While reading Anglican Curmudgeon's latest stellar post on Mark Harris' fascinating rant against the Anglican Communion, I remembered this particular row on Pennsylvania Avenue that was worked on while I was at the K Street firm.
As I recall, the entire historic block was demolished - but for the "historic" facades. They were left standing and then the clients built their building up behind the facades. From the street, it looked remarkably preserved. From the air, well, that's quite another thing.

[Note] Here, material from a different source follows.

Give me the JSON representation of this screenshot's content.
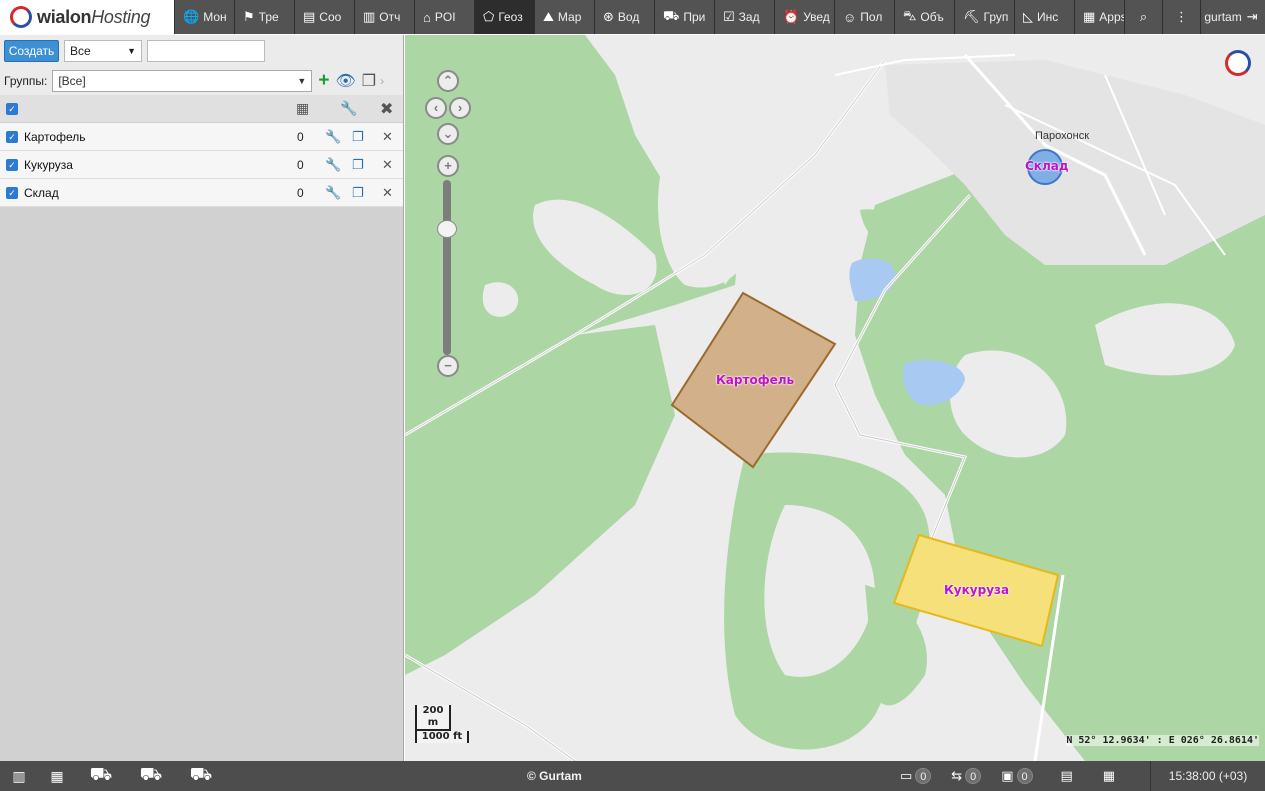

What causes me to pause as I read Curmudgeon & Harris (yes, it does sound like a new firm for K Street) is that there is quite an effort underway - in both political and litigious ways - to preserve the facade of The Episcopal Church, while gutting out its foundational structures so that something modern could be constructed just out of sight of those of us on the street.
Anglican Curmudgeon's post offers us a perspective from the air of what that looks like. He illustrates quite plainly that what The Episcopal Church is attempting to do is in fact, gut the historic faith while preserving the facades of that faith (in many cases, somewhat pointedly, the actual building facades themselves!) while constructing massive new theological and political structures that bare no resemblance to the preserved facades.
It is no wonder, then, that so much of The Episcopal Church's financial attention has been focused on the facades of the church - on their buildings, their vestments, their unique position in American society, their connection to the British monarchy, and even to the Archbishop of Canterbury himself, when he's useful.
For that's all it is - it's all a shallow facade that's being preserved and we are asked to remain happily - and loyally - down on street level, carrying on as though nothing is being gutted and constructed behind those front doors. We must be careful not to look with curiosity behind the facade, lest we see that what's being raised is anything but the historic faith.